Tout d'abord revenons sur comment ce sport est arrivé en Youslévie. Né en Gallouèse au milieu du XIXè siècle, on peut presque précisément dater son arrivée sur le territoire métropolitain youslève. Il semblerait que la première fois qu'une partie de rugby a été jouée fût le 11 septembre 1877 sur le port de Baltos. Des marins gallèsants auraient affrontés des dockers youslèves dans un terrain vague près de la rade. On le sait car les policiers n'ayant aucune connaissance de ce sport ont pensé que les deux équipes se battaient et auraient donc embarqués les étrangers. Il aura fallu que ceux qui deviendront les premiers rugbymen youslèves aillent eux-mêmes au commissariat pour assurer aux gendarmes que ce n'était qu'une occupation sportive.
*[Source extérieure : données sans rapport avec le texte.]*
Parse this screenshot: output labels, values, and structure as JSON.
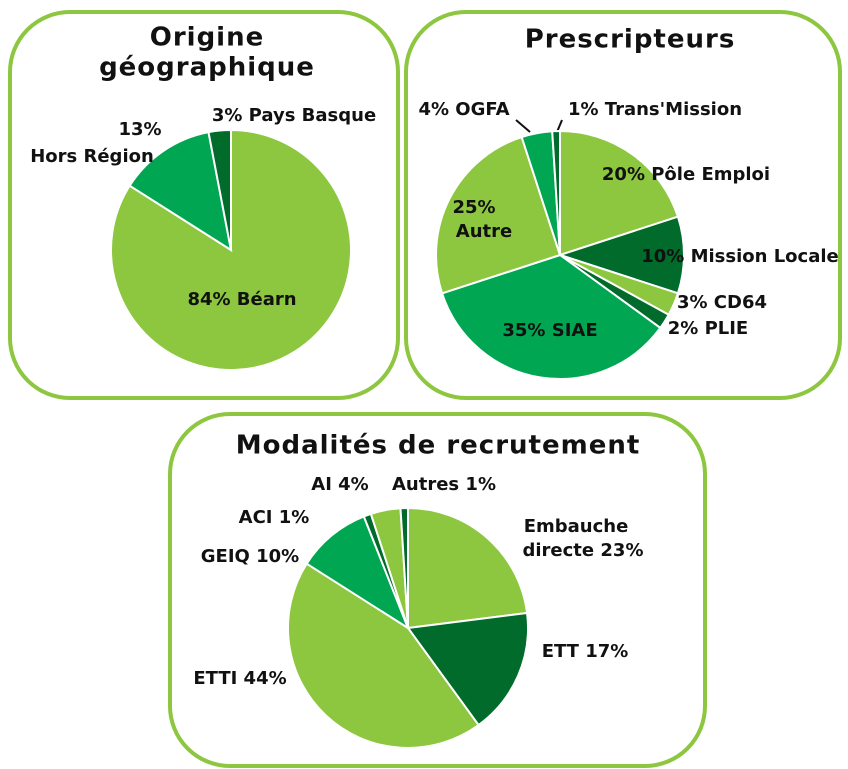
{
  "chart_data": [
    {
      "type": "pie",
      "title": [
        "Origine",
        "géographique"
      ],
      "values": [
        84,
        13,
        3
      ],
      "value_labels": [
        [
          "84% Béarn"
        ],
        [
          "13%",
          "Hors Région"
        ],
        [
          "3% Pays Basque"
        ]
      ],
      "colors": [
        "#8dc63f",
        "#00a651",
        "#006b2b"
      ]
    },
    {
      "type": "pie",
      "title": [
        "Prescripteurs"
      ],
      "values": [
        20,
        10,
        3,
        2,
        35,
        25,
        4,
        1
      ],
      "value_labels": [
        [
          "20% Pôle Emploi"
        ],
        [
          "10% Mission Locale"
        ],
        [
          "3% CD64"
        ],
        [
          "2% PLIE"
        ],
        [
          "35% SIAE"
        ],
        [
          "25%",
          "Autre"
        ],
        [
          "4% OGFA"
        ],
        [
          "1% Trans'Mission"
        ]
      ],
      "colors": [
        "#8dc63f",
        "#006b2b",
        "#8dc63f",
        "#006b2b",
        "#00a651",
        "#8dc63f",
        "#00a651",
        "#006b2b"
      ]
    },
    {
      "type": "pie",
      "title": [
        "Modalités de recrutement"
      ],
      "values": [
        23,
        17,
        44,
        10,
        1,
        4,
        1
      ],
      "value_labels": [
        [
          "Embauche",
          "directe 23%"
        ],
        [
          "ETT 17%"
        ],
        [
          "ETTI 44%"
        ],
        [
          "GEIQ 10%"
        ],
        [
          "ACI 1%"
        ],
        [
          "AI 4%"
        ],
        [
          "Autres 1%"
        ]
      ],
      "colors": [
        "#8dc63f",
        "#006b2b",
        "#8dc63f",
        "#00a651",
        "#006b2b",
        "#8dc63f",
        "#006b2b"
      ]
    }
  ]
}
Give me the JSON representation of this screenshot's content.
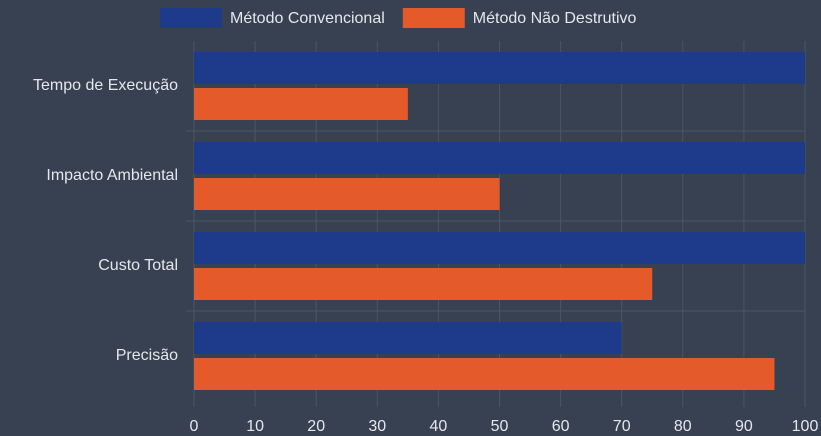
{
  "chart_data": {
    "type": "bar",
    "orientation": "horizontal",
    "categories": [
      "Tempo de Execução",
      "Impacto Ambiental",
      "Custo Total",
      "Precisão"
    ],
    "series": [
      {
        "name": "Método Convencional",
        "color": "#1e3a8a",
        "values": [
          100,
          100,
          100,
          70
        ]
      },
      {
        "name": "Método Não Destrutivo",
        "color": "#e55a2b",
        "values": [
          35,
          50,
          75,
          95
        ]
      }
    ],
    "xlim": [
      0,
      100
    ],
    "xticks": [
      0,
      10,
      20,
      30,
      40,
      50,
      60,
      70,
      80,
      90,
      100
    ],
    "grid": true,
    "legend": "top"
  }
}
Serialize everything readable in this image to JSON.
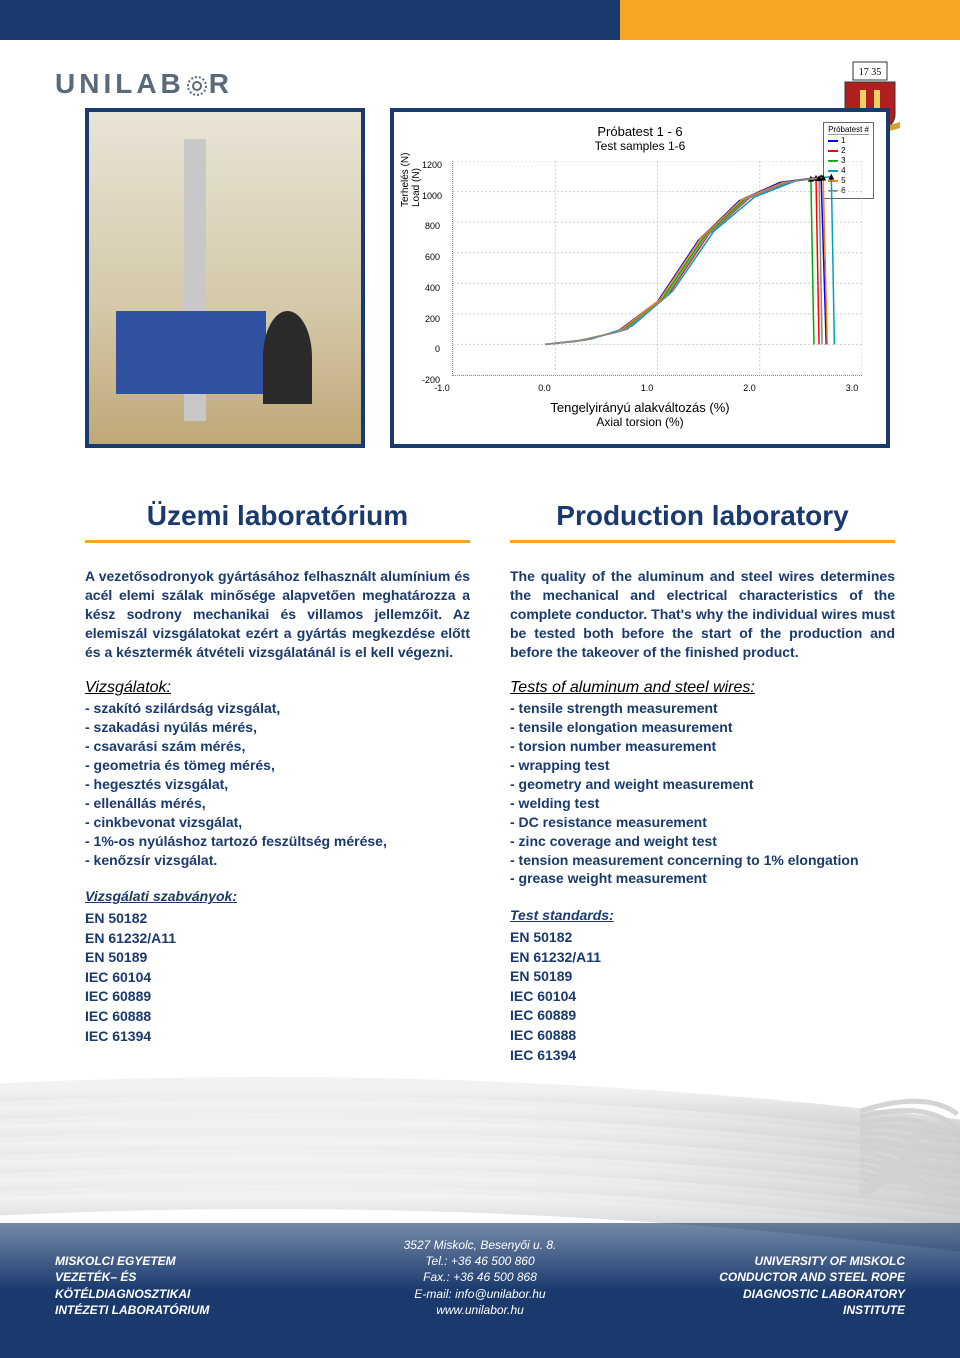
{
  "logo": {
    "text_before": "UNILAB",
    "text_after": "R"
  },
  "crest": {
    "year": "17 35",
    "shield_color": "#b02020",
    "banner_color": "#d4a030"
  },
  "chart": {
    "type": "line",
    "title_top": "Próbatest 1 - 6",
    "title_sub": "Test samples 1-6",
    "legend_title": "Próbatest #",
    "legend_items": [
      {
        "label": "1",
        "color": "#0000ff"
      },
      {
        "label": "2",
        "color": "#ff0000"
      },
      {
        "label": "3",
        "color": "#00aa00"
      },
      {
        "label": "4",
        "color": "#00a0c0"
      },
      {
        "label": "5",
        "color": "#ff8000"
      },
      {
        "label": "6",
        "color": "#888888"
      }
    ],
    "ylabel1": "Terhelés (N)",
    "ylabel2": "Load (N)",
    "xlabel1": "Tengelyirányú alakváltozás (%)",
    "xlabel2": "Axial torsion (%)",
    "xlim": [
      -1.0,
      3.0
    ],
    "ylim": [
      -200,
      1200
    ],
    "xticks": [
      "-1.0",
      "0.0",
      "1.0",
      "2.0",
      "3.0"
    ],
    "yticks": [
      "-200",
      "0",
      "200",
      "400",
      "600",
      "800",
      "1000",
      "1200"
    ],
    "series": [
      {
        "color": "#0000ff",
        "pts": [
          [
            -0.1,
            0
          ],
          [
            0.2,
            20
          ],
          [
            0.6,
            80
          ],
          [
            1.0,
            280
          ],
          [
            1.4,
            680
          ],
          [
            1.8,
            940
          ],
          [
            2.2,
            1060
          ],
          [
            2.6,
            1095
          ],
          [
            2.65,
            0
          ]
        ]
      },
      {
        "color": "#ff0000",
        "pts": [
          [
            -0.1,
            0
          ],
          [
            0.3,
            30
          ],
          [
            0.7,
            100
          ],
          [
            1.1,
            320
          ],
          [
            1.5,
            720
          ],
          [
            1.9,
            960
          ],
          [
            2.3,
            1065
          ],
          [
            2.55,
            1090
          ],
          [
            2.58,
            0
          ]
        ]
      },
      {
        "color": "#00aa00",
        "pts": [
          [
            -0.1,
            0
          ],
          [
            0.25,
            25
          ],
          [
            0.65,
            90
          ],
          [
            1.05,
            300
          ],
          [
            1.45,
            700
          ],
          [
            1.85,
            950
          ],
          [
            2.25,
            1060
          ],
          [
            2.5,
            1085
          ],
          [
            2.53,
            0
          ]
        ]
      },
      {
        "color": "#00a0c0",
        "pts": [
          [
            -0.1,
            0
          ],
          [
            0.35,
            35
          ],
          [
            0.75,
            120
          ],
          [
            1.15,
            350
          ],
          [
            1.55,
            740
          ],
          [
            1.95,
            965
          ],
          [
            2.35,
            1070
          ],
          [
            2.7,
            1098
          ],
          [
            2.73,
            0
          ]
        ]
      },
      {
        "color": "#ff8000",
        "pts": [
          [
            -0.1,
            0
          ],
          [
            0.22,
            22
          ],
          [
            0.62,
            85
          ],
          [
            1.02,
            290
          ],
          [
            1.42,
            690
          ],
          [
            1.82,
            945
          ],
          [
            2.22,
            1058
          ],
          [
            2.62,
            1092
          ],
          [
            2.66,
            0
          ]
        ]
      },
      {
        "color": "#888888",
        "pts": [
          [
            -0.1,
            0
          ],
          [
            0.28,
            28
          ],
          [
            0.68,
            95
          ],
          [
            1.08,
            310
          ],
          [
            1.48,
            710
          ],
          [
            1.88,
            955
          ],
          [
            2.28,
            1063
          ],
          [
            2.58,
            1088
          ],
          [
            2.61,
            0
          ]
        ]
      }
    ],
    "grid_color": "#cccccc",
    "background_color": "#ffffff",
    "line_width": 1.5,
    "title_fontsize": 13,
    "label_fontsize": 10,
    "tick_fontsize": 9
  },
  "left": {
    "title": "Üzemi laboratórium",
    "body": "A vezetősodronyok gyártásához felhasznált alumínium és acél elemi szálak minősége alapvetően meghatározza a kész sodrony mechanikai és villamos jellemzőit. Az elemiszál vizsgálatokat ezért a gyártás megkezdése előtt és a késztermék átvételi vizsgálatánál is el kell végezni.",
    "list_head": "Vizsgálatok:",
    "list": [
      "- szakító szilárdság vizsgálat,",
      "- szakadási nyúlás mérés,",
      "- csavarási szám mérés,",
      "- geometria és tömeg mérés,",
      "- hegesztés vizsgálat,",
      "- ellenállás mérés,",
      "- cinkbevonat vizsgálat,",
      "- 1%-os nyúláshoz tartozó feszültség mérése,",
      "- kenőzsír vizsgálat."
    ],
    "std_head": "Vizsgálati szabványok:",
    "std": [
      "EN 50182",
      "EN 61232/A11",
      "EN 50189",
      "IEC 60104",
      "IEC 60889",
      "IEC 60888",
      "IEC 61394"
    ]
  },
  "right": {
    "title": "Production laboratory",
    "body": "The quality of the aluminum and steel wires determines the mechanical and electrical characteristics of the complete conductor. That's why the individual wires must be tested both before the start of the production and before the takeover of the finished product.",
    "list_head": "Tests of aluminum and steel wires:",
    "list": [
      "- tensile strength measurement",
      "- tensile elongation measurement",
      "- torsion number measurement",
      "- wrapping test",
      "- geometry and weight measurement",
      "- welding test",
      "- DC resistance measurement",
      "- zinc coverage and weight test",
      "- tension measurement concerning to 1% elongation",
      "- grease weight measurement"
    ],
    "std_head": "Test standards:",
    "std": [
      "EN 50182",
      "EN 61232/A11",
      "EN 50189",
      "IEC 60104",
      "IEC 60889",
      "IEC 60888",
      "IEC 61394"
    ]
  },
  "footer": {
    "left": [
      "MISKOLCI EGYETEM",
      "VEZETÉK– ÉS",
      "KÖTÉLDIAGNOSZTIKAI",
      "INTÉZETI LABORATÓRIUM"
    ],
    "center": [
      "3527 Miskolc, Besenyői u. 8.",
      "Tel.: +36 46 500 860",
      "Fax.: +36 46 500 868",
      "E-mail: info@unilabor.hu",
      "www.unilabor.hu"
    ],
    "right": [
      "UNIVERSITY OF MISKOLC",
      "CONDUCTOR AND STEEL ROPE",
      "DIAGNOSTIC LABORATORY",
      "INSTITUTE"
    ]
  },
  "colors": {
    "navy": "#1a3a6e",
    "orange": "#f5a623",
    "logo_gray": "#5a6a7a"
  }
}
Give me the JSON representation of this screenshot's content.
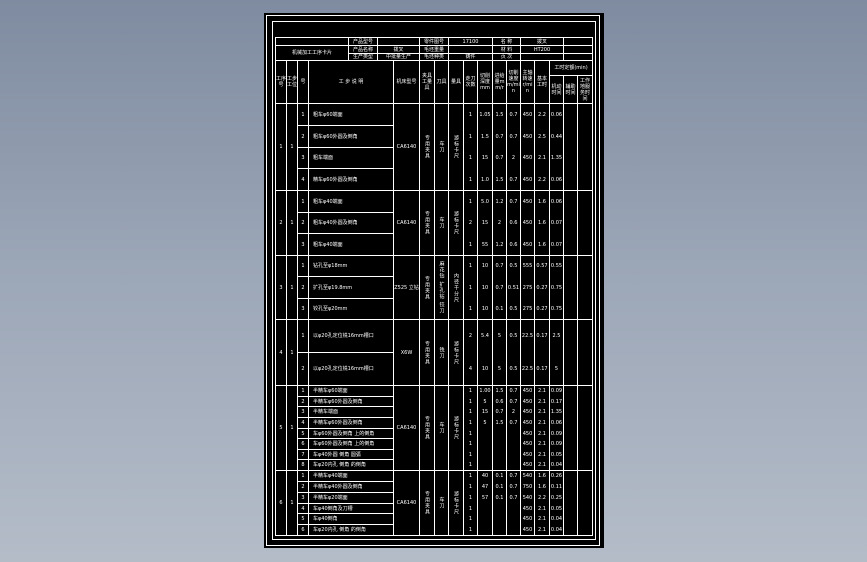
{
  "header": {
    "row1": [
      "",
      "产品型号",
      "",
      "零件图号",
      "17100",
      "名 称",
      "拨叉",
      ""
    ],
    "row2": [
      "机械加工工序卡片",
      "产品名称",
      "拨叉",
      "毛坯重量",
      "",
      "材 料",
      "HT200",
      ""
    ],
    "row3": [
      "生产类型",
      "中批量生产",
      "毛坯种类",
      "铸件",
      "页 次",
      "",
      ""
    ]
  },
  "columns": {
    "process_no": "工序号",
    "step_group": "工步工位",
    "step_no": "号",
    "description": "工 步 说 明",
    "machine": "机床型号",
    "fixture": "夹具工量具",
    "tool": "刀具",
    "gauge": "量具",
    "passes": "走刀次数",
    "depth": "切削深度mm",
    "feed": "进给量mm/r",
    "speed": "切削速度m/min",
    "rpm": "主轴转速r/min",
    "base_time": "基本工时",
    "time_quota": "工时定额(min)",
    "time_sub": [
      "机动时间",
      "辅助时间",
      "工作地服务时间"
    ]
  },
  "groups": [
    {
      "process": "1",
      "station": "1",
      "machine": "CA6140",
      "fixture": "专用夹具",
      "tool": "车刀",
      "gauge": "游标卡尺",
      "steps": [
        {
          "no": "1",
          "desc": "粗车φ60端面",
          "vals": [
            "1",
            "1.05",
            "1.5",
            "0.7",
            "450",
            "2.2",
            "0.06"
          ]
        },
        {
          "no": "2",
          "desc": "粗车φ60外圆及倒角",
          "vals": [
            "1",
            "1.5",
            "0.7",
            "0.7",
            "450",
            "2.5",
            "0.44"
          ]
        },
        {
          "no": "3",
          "desc": "粗车端面",
          "vals": [
            "1",
            "15",
            "0.7",
            "2",
            "450",
            "2.1",
            "1.35"
          ]
        },
        {
          "no": "4",
          "desc": "精车φ60外圆及倒角",
          "vals": [
            "1",
            "1.0",
            "1.5",
            "0.7",
            "450",
            "2.2",
            "0.06"
          ]
        }
      ]
    },
    {
      "process": "2",
      "station": "1",
      "machine": "CA6140",
      "fixture": "专用夹具",
      "tool": "车刀",
      "gauge": "游标卡尺",
      "steps": [
        {
          "no": "1",
          "desc": "粗车φ40端面",
          "vals": [
            "1",
            "5.0",
            "1.2",
            "0.7",
            "450",
            "1.6",
            "0.06"
          ]
        },
        {
          "no": "2",
          "desc": "粗车φ40外圆及倒角",
          "vals": [
            "2",
            "15",
            "2",
            "0.6",
            "450",
            "1.6",
            "0.07"
          ]
        },
        {
          "no": "3",
          "desc": "粗车φ40端面",
          "vals": [
            "1",
            "55",
            "1.2",
            "0.6",
            "450",
            "1.6",
            "0.07"
          ]
        }
      ]
    },
    {
      "process": "3",
      "station": "1",
      "machine": "Z525 立钻",
      "fixture": "专用夹具",
      "tool": "麻花钻 扩孔钻 铰刀",
      "gauge": "内径千分尺",
      "steps": [
        {
          "no": "1",
          "desc": "钻孔至φ18mm",
          "vals": [
            "1",
            "10",
            "0.7",
            "0.5",
            "555",
            "0.57",
            "0.55"
          ]
        },
        {
          "no": "2",
          "desc": "扩孔至φ19.8mm",
          "vals": [
            "1",
            "10",
            "0.7",
            "0.51",
            "275",
            "0.27",
            "0.75"
          ]
        },
        {
          "no": "3",
          "desc": "铰孔至φ20mm",
          "vals": [
            "1",
            "10",
            "0.1",
            "0.5",
            "275",
            "0.27",
            "0.75"
          ]
        }
      ]
    },
    {
      "process": "4",
      "station": "1",
      "machine": "X6W",
      "fixture": "专用夹具",
      "tool": "铣刀",
      "gauge": "游标卡尺",
      "steps": [
        {
          "no": "1",
          "desc": "以φ20孔定位铣16mm槽口",
          "vals": [
            "2",
            "5.4",
            "5",
            "0.5",
            "22.5",
            "0.17",
            "2.5"
          ]
        },
        {
          "no": "2",
          "desc": "以φ20孔定位铣16mm槽口",
          "vals": [
            "4",
            "10",
            "5",
            "0.5",
            "22.5",
            "0.17",
            "5"
          ]
        }
      ]
    },
    {
      "process": "5",
      "station": "1",
      "machine": "CA6140",
      "fixture": "专用夹具",
      "tool": "车刀",
      "gauge": "游标卡尺",
      "steps": [
        {
          "no": "1",
          "desc": "半精车φ60端面",
          "vals": [
            "1",
            "1.00",
            "1.5",
            "0.7",
            "450",
            "2.1",
            "0.09"
          ]
        },
        {
          "no": "2",
          "desc": "半精车φ60外圆及倒角",
          "vals": [
            "1",
            "5",
            "0.6",
            "0.7",
            "450",
            "2.1",
            "0.17"
          ]
        },
        {
          "no": "3",
          "desc": "半精车端面",
          "vals": [
            "1",
            "15",
            "0.7",
            "2",
            "450",
            "2.1",
            "1.35"
          ]
        },
        {
          "no": "4",
          "desc": "半精车φ60外圆及倒角",
          "vals": [
            "1",
            "5",
            "1.5",
            "0.7",
            "450",
            "2.1",
            "0.06"
          ]
        },
        {
          "no": "5",
          "desc": "车φ60外圆及倒角 上的倒角",
          "vals": [
            "1",
            "",
            "",
            "",
            "450",
            "2.1",
            "0.09"
          ]
        },
        {
          "no": "6",
          "desc": "车φ60外圆及倒角 上的倒角",
          "vals": [
            "1",
            "",
            "",
            "",
            "450",
            "2.1",
            "0.09"
          ]
        },
        {
          "no": "7",
          "desc": "车φ40外圆 倒角 圆弧",
          "vals": [
            "1",
            "",
            "",
            "",
            "450",
            "2.1",
            "0.05"
          ]
        },
        {
          "no": "8",
          "desc": "车φ20内孔 倒角 的倒角",
          "vals": [
            "1",
            "",
            "",
            "",
            "450",
            "2.1",
            "0.04"
          ]
        }
      ]
    },
    {
      "process": "6",
      "station": "1",
      "machine": "CA6140",
      "fixture": "专用夹具",
      "tool": "车刀",
      "gauge": "游标卡尺",
      "steps": [
        {
          "no": "1",
          "desc": "半精车φ40端面",
          "vals": [
            "1",
            "40",
            "0.1",
            "0.7",
            "540",
            "1.6",
            "0.26"
          ]
        },
        {
          "no": "2",
          "desc": "半精车φ40外圆及倒角",
          "vals": [
            "1",
            "47",
            "0.1",
            "0.7",
            "750",
            "1.6",
            "0.11"
          ]
        },
        {
          "no": "3",
          "desc": "半精车φ20端面",
          "vals": [
            "1",
            "57",
            "0.1",
            "0.7",
            "540",
            "2.2",
            "0.25"
          ]
        },
        {
          "no": "4",
          "desc": "车φ40倒角及刀槽",
          "vals": [
            "1",
            "",
            "",
            "",
            "450",
            "2.1",
            "0.05"
          ]
        },
        {
          "no": "5",
          "desc": "车φ40倒角",
          "vals": [
            "1",
            "",
            "",
            "",
            "450",
            "2.1",
            "0.04"
          ]
        },
        {
          "no": "6",
          "desc": "车φ20内孔 倒角 的倒角",
          "vals": [
            "1",
            "",
            "",
            "",
            "450",
            "2.1",
            "0.04"
          ]
        }
      ]
    }
  ],
  "colors": {
    "background": "#000000",
    "lines": "#ffffff",
    "viewport": "#8a96a8"
  }
}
Cette anecdote fondatrice est souvent utilisée pour montrer les valeurs de ce sport : ennemis sur le terrain mais solidaires dès la fin du match. Intuitivement, on pourrait penser que les premiers clubs seraient alors sur la côte leucytaléenne, il n'en sera rien. Bizarrement, le rugby ne sera d'ailleurs jamais très populaire dans l'ouest du pays alors que c'est par là qu'il est arrivé. Il va vraiment éclore et prendre ses premières lettres de noblesse à Sedjan, la capitale. On commence à pratiquer ce sport surtout dans les lycées et les universités, il permet alors de canaliser les pulsions des jeunes youslèves fougueux dont certains deviendront plus tard des révolutionnaires, renversant la monarchie au profit de la Ière République en une vingtaine d'années plus tard (1904). Par exemple, Didac Tasis, le premier Directeur du Conseil de la Youslévie connu et reconnu comme le fer de lance de la social-démocratie à la youslève tant admirée de par le monde, a pratiqué le rugby de manière assidue pendant ses jeunes années.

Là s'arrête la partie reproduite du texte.